TPC River Highlands

Club information
- Location: Cromwell, Connecticut, U.S.
- Elevation: 150 feet (45 m)
- Established: 1928; 98 years ago 1984 (redesign)
- Type: Private
- Operator: PGA Tour TPC Network
- Tota holes: 18
- Tournaments: Travelers Championship
- Greens: Bentgrass / Poa annua
- Fairways: Bentgrass / Poa annua
- Website: Official website
- Designed by: Robert J. Ross and Maurice Kearney (1928), Pete Dye (1982), Bobby Weed (1989)
- Par: 70
- Length: 6,841 yards (6,255 m)
- Course rating: 72.7
- Slope rating: 131
- Course record: 58 – Jim Furyk (2016)

= TPC River Highlands =

Private golf club in Connecticut

TPC River Highlands is a private golf club located in Cromwell, Connecticut, a suburb south of Hartford. It is part of the Tournament Players Club network operated by the PGA Tour. Since 1984, it has been the venue for the tour's annual Travelers Championship, previously known as the Buick Championship and Greater Hartford Open.

==Former names==
- Middletown Golf Club (1928–34)
- Edgewood Country Club (1934–84)
- TPC of Connecticut (1984–89)

==History==
The club was founded in 1928 as Middletown Golf Club and became Edgewood Country Club in 1934. In the early 1980s it was bought by the PGA Tour.
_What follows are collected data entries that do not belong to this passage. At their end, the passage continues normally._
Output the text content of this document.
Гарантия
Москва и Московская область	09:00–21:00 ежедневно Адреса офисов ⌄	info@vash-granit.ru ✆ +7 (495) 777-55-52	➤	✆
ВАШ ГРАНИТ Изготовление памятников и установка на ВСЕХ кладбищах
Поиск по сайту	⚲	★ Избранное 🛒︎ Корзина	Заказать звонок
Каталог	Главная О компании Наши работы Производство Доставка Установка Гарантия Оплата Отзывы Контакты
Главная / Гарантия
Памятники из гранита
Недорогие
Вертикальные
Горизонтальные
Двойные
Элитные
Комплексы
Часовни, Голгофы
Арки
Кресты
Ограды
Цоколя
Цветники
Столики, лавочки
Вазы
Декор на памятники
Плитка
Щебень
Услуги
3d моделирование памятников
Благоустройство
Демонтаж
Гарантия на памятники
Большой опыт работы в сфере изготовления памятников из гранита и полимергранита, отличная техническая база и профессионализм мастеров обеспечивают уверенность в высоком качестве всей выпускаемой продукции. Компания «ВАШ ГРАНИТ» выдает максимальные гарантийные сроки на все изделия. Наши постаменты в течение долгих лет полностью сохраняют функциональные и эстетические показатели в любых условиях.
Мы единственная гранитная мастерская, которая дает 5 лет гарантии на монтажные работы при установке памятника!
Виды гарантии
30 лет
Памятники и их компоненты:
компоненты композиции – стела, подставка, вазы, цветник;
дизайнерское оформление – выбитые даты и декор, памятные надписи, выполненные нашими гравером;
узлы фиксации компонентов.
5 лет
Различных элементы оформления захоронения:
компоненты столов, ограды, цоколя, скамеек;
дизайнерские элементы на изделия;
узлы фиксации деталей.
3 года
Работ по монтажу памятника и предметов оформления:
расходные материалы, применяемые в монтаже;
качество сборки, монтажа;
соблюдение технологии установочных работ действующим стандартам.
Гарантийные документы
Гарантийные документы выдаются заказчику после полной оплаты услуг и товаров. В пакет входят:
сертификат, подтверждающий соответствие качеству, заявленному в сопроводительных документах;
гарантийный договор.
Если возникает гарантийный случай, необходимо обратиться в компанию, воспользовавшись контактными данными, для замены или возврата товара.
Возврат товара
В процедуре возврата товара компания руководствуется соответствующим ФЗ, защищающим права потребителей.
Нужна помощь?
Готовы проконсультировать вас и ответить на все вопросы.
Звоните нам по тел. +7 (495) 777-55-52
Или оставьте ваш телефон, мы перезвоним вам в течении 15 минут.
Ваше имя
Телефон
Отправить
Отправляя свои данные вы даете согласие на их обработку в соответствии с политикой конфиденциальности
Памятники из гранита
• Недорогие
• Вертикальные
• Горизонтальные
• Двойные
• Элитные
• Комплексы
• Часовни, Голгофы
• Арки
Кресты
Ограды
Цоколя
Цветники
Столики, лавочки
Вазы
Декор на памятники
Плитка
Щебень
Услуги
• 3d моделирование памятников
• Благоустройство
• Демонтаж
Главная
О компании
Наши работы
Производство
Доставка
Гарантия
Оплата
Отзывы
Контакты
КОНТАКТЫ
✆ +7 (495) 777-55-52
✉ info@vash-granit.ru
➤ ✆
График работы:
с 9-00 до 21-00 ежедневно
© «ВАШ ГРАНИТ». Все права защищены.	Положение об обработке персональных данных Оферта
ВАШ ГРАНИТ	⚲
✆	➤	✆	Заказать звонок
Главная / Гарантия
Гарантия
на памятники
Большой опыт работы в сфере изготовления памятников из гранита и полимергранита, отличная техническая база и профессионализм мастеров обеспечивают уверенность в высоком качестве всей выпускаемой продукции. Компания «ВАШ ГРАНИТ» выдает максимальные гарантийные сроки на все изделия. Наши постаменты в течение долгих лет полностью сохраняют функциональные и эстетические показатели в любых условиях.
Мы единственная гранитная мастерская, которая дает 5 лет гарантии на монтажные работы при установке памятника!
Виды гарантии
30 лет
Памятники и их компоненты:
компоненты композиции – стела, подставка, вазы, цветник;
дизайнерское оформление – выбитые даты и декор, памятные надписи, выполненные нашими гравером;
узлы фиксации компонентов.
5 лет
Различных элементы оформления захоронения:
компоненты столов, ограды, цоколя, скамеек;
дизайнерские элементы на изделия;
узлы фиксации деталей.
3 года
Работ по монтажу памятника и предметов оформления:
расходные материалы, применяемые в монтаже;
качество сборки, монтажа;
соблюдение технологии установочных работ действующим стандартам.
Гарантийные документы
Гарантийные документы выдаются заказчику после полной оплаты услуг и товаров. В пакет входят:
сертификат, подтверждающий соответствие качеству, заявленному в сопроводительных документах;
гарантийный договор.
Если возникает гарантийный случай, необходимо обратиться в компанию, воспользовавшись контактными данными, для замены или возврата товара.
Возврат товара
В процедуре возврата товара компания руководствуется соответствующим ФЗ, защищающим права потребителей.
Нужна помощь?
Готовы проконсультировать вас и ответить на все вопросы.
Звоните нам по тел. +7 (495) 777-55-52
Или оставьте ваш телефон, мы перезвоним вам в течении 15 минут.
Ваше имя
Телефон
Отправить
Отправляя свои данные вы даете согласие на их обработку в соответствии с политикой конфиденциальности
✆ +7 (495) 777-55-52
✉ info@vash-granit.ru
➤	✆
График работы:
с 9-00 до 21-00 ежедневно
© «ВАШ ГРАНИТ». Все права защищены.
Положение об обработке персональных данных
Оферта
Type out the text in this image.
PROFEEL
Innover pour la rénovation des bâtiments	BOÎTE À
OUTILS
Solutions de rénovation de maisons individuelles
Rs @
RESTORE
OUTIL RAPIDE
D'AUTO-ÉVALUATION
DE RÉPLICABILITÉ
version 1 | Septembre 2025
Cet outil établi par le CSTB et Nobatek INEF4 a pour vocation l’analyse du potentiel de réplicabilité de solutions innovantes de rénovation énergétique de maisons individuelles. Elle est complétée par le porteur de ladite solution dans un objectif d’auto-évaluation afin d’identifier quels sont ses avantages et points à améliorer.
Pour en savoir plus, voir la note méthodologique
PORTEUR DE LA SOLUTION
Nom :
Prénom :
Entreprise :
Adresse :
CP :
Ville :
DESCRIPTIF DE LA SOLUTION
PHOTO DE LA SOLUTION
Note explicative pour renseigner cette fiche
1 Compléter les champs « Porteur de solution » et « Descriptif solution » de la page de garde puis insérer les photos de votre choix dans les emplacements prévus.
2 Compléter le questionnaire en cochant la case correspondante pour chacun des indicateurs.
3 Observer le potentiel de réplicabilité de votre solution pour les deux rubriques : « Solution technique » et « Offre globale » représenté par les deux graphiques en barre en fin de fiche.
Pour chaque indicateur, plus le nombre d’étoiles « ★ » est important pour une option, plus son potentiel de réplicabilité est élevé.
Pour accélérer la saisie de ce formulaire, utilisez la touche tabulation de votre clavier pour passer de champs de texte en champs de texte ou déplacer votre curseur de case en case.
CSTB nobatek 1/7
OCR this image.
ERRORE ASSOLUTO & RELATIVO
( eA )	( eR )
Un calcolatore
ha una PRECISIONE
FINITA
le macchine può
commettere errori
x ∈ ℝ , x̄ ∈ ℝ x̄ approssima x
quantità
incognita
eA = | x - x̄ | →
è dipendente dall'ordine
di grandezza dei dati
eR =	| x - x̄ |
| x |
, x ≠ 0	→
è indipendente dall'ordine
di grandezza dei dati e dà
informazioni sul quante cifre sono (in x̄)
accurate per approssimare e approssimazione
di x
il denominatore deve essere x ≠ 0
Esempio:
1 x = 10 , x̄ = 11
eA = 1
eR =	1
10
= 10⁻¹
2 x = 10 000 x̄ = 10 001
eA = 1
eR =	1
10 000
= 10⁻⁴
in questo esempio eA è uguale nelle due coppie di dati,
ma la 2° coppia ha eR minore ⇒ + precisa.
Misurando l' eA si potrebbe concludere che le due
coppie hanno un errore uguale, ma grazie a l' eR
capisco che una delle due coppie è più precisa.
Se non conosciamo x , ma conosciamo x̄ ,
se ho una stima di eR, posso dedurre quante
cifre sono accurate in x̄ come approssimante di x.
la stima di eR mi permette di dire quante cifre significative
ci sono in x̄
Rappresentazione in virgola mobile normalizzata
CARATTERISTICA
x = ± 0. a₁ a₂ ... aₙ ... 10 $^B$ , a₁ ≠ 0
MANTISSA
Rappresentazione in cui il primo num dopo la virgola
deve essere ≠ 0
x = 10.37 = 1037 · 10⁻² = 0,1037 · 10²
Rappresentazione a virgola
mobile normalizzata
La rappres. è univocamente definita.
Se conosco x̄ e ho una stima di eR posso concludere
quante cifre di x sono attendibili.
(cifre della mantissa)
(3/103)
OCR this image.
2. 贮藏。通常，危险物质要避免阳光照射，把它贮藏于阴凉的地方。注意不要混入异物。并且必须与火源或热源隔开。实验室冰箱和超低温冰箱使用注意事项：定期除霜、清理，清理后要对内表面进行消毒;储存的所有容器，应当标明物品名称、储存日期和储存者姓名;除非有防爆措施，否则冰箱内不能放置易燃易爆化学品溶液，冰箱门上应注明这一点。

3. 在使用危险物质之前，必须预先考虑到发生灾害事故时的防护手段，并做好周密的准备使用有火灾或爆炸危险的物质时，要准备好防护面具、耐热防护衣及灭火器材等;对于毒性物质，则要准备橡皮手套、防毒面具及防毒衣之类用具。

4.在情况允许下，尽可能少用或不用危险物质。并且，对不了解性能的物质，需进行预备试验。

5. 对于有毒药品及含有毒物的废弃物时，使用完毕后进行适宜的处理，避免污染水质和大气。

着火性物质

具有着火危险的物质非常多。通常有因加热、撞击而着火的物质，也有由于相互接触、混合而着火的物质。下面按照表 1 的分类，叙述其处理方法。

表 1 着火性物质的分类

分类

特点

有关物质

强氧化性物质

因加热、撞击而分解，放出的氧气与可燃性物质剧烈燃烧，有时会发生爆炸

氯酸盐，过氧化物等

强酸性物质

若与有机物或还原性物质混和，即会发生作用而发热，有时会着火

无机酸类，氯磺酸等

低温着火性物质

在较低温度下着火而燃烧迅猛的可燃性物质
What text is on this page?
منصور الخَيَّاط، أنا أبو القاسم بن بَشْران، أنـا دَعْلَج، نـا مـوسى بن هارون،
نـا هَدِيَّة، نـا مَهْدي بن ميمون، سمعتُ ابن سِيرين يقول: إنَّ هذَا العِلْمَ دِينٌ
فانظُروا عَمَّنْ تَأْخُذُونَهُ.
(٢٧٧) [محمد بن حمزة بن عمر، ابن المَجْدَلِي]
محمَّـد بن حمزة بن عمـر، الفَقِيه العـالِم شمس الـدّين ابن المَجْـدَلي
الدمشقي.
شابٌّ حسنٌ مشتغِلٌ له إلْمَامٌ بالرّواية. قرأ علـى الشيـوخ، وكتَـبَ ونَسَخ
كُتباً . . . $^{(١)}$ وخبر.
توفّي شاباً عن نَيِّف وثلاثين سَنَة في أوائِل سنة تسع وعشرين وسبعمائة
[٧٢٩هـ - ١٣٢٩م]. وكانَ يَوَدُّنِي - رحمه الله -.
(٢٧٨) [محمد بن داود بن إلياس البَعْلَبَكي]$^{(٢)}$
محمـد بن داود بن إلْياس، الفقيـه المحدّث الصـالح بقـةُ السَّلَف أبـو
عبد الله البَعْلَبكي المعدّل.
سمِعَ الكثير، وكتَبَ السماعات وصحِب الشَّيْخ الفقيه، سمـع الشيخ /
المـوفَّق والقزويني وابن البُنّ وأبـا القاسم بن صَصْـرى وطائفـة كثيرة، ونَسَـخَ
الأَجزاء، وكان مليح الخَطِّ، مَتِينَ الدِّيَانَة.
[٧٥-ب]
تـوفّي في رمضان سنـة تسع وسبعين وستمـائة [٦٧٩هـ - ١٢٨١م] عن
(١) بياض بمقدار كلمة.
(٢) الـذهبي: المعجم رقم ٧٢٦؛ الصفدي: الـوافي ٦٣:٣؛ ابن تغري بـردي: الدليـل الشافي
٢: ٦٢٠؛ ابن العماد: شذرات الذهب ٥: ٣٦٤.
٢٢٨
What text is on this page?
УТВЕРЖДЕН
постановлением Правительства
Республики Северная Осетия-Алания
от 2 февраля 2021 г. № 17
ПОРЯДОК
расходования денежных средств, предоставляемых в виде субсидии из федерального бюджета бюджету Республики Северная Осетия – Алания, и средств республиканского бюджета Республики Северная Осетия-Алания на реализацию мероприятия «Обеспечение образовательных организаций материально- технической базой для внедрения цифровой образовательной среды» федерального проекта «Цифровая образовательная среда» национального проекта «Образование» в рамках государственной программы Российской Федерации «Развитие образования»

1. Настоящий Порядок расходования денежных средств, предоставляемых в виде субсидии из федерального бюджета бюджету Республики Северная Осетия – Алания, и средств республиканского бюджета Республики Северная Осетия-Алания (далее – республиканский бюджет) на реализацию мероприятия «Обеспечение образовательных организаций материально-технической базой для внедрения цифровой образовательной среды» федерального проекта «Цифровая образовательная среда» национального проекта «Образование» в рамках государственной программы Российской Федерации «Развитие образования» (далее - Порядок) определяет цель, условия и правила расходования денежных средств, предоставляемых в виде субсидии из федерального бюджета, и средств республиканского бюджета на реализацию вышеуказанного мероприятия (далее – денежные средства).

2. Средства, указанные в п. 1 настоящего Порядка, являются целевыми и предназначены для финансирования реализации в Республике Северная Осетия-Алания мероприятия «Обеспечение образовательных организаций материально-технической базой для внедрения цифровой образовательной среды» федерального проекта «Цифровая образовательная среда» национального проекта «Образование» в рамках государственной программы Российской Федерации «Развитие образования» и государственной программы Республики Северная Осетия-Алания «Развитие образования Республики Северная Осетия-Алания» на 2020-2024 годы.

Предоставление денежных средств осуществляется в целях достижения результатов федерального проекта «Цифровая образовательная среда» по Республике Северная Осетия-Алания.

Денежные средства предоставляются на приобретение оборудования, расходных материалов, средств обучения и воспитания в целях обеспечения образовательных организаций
The golf course was redesigned to TPC standards by golf course architect Pete Dye, and reopened as the "TPC of Connecticut" in 1984. The course underwent further remodeling in 1989, this time by Bobby Weed in consultation with tour pros Howard Twitty and Roger Maltbie, and renamed the TPC at River Highlands.

==Course record==
The course record is 58 by PGA Tour pro Jim Furyk, which he shot during the final round of the 2016 Travelers Championship. A plaque, on the path beside the 18th green, commemorates his achievement, which is also the lowest 18-hole score in PGA Tour history. Previously, the record was held by amateur Patrick Cantlay, a 19-year-old collegian from UCLA, who set the course record of 60 at the Travelers Championship on June 24, 2011.